The Central Bank has calculated, on the basis of a range of models, that residential property is now undervalued by between 12% and 26%. In essence, it has indicated that houses people can afford are not moving. This is having a significant impact on the economy, particularly the domestic economy. What is particularly worrying is that banks appear to be doing their best to turn down loan applications from potential buyers. Mortgage brokers all over the State are saying banks are turning away people with immaculate credit histories. People with a clear ability to make repayments on mortgages are still not securing loans. We have seen this already in a different category, namely, loans to small and medium-sized businesses. It is very worrying that only 6,300 first-time buyers were able to get a mortgage in 2011. This was 40% lower than the figure for 2010. Clearly, that is a drag on the economy. It is a very serious issue and of considerable concern.

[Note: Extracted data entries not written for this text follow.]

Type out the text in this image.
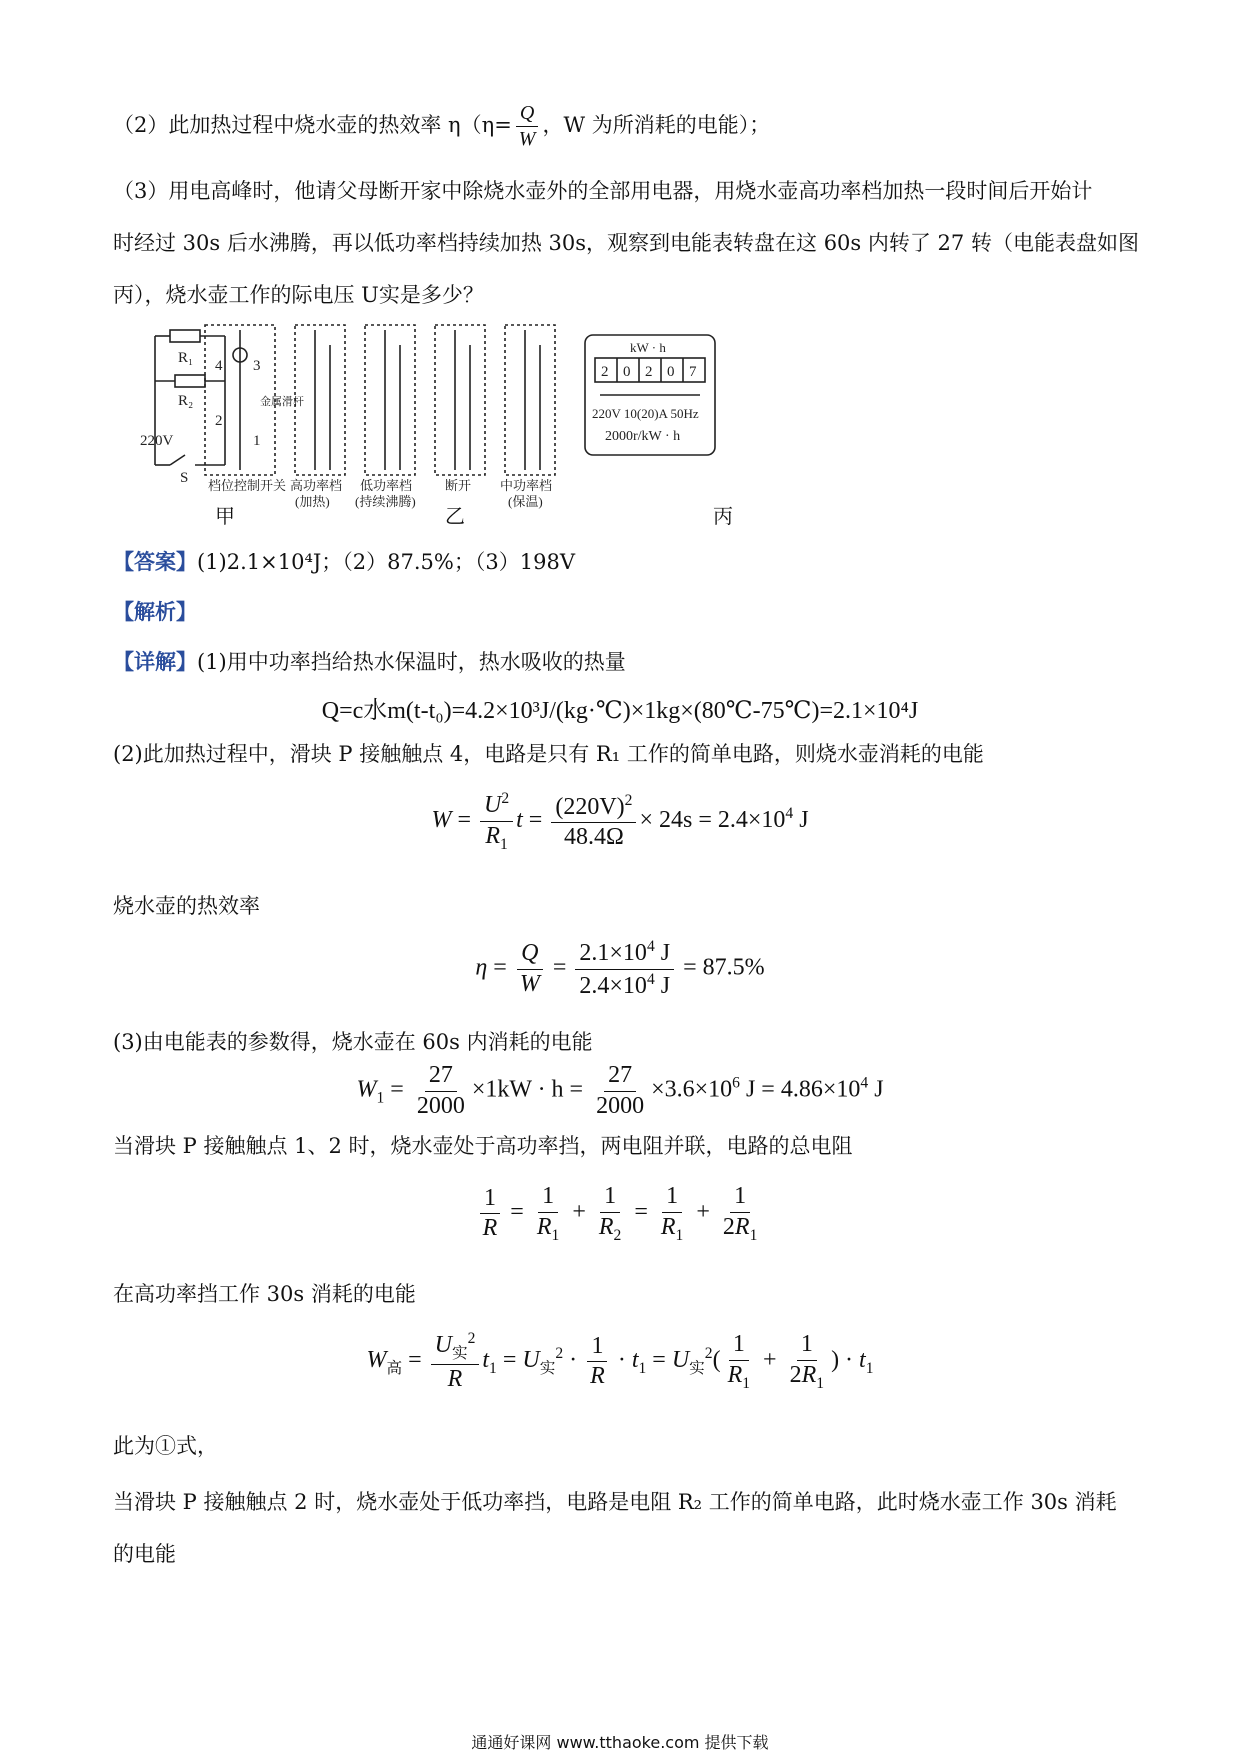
（2）此加热过程中烧水壶的热效率 $\eta(\eta= \frac{Q}{W}$ ，W 为所消耗的电能）；
（3）用电高峰时，他请父母断开家中除烧水壶外的全部用电器，用烧水壶高功率档加热一段时间后开始计
时经过 30s 后水沸腾，再以低功率档持续加热 30s，观察到电能表转盘在这 60s 内转了 27 转（电能表盘如图
丙），烧水壶工作的际电压 U实是多少？
R₁
R₂
220V
S
4 3
2
1
金属滑杆
档位控制开关 高功率档
(加热)
低功率档
(持续沸腾)
断开 中功率档
(保温)
kW · h
2 0 2 0 7
220V 10(20)A 50Hz
2000r/kW · h
甲	乙	丙
【答案】(1)2.1×10⁴J；（2）87.5%；（3）198V
【解析】
【详解】(1)用中功率挡给热水保温时，热水吸收的热量
Q=c水m(t-t₀)=4.2×10³J/(kg·℃)×1kg×(80℃-75℃)=2.1×10⁴J
(2)此加热过程中，滑块 P 接触触点 4，电路是只有 R₁ 工作的简单电路，则烧水壶消耗的电能
$W = \frac{U^2}{R_1}$ $t = \frac{(220V)^2}{48.4\Omega} \times 24s = 2.4\times 10^4$ J
烧水壶的热效率
$\eta = \frac{Q}{W} = \frac{2.1\times 10^4 J}{2.4\times 10^4 J} = 87.5\%$
(3)由电能表的参数得，烧水壶在 60s 内消耗的电能
$W_1 = \frac{27}{2000} \times 1kW \cdot h = \frac{27}{2000} \times 3.6\times 10^6$ $J = 4.86\times 10^4$ J
当滑块 P 接触触点 1、2 时，烧水壶处于高功率挡，两电阻并联，电路的总电阻
$\frac{1}{R} = \frac{1}{R_1} + \frac{1}{R_2} = \frac{1}{R_1} + \frac{1}{2R_1}$
在高功率挡工作 30s 消耗的电能
$W_高 = \frac{U_实^2}{R} t_1 = U_实^2 \cdot \frac{1}{R} \cdot t_1 = U_实^2( \frac{1}{R_1} + \frac{1}{2R_1}$ ) · $t_1$
此为①式，
当滑块 P 接触触点 2 时，烧水壶处于低功率挡，电路是电阻 R₂ 工作的简单电路，此时烧水壶工作 30s 消耗
的电能
通通好课网 www.tthaoke.com 提供下载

Essentially, the Central Bank seems to be stating the mortgage market is dead and that nothing is moving. People who want and can afford to purchase their own home are not able to do so because the banks are not lending to them. We all know that the level of mortgage transactions can have a very significant impact on economic activity such as the number of plumbers, painters and carpenters who will be employed, as well as retail activity levels in the hardware and DIY sectors. There is a clear link between what is happening on the retail side and the lack of transactions on the housing side. It seems the banks are failing to provide credit for families who are in a position to purchase houses.
What does the Government intend to do about this? When recapitalisation of the banks took place last July, there was a degree of optimism on the Government side that this would have a significant impact on investor confidence in the wider domestic economy, but this has not happened. Where is there a lack of activity and why is there inertia from a policy perspective?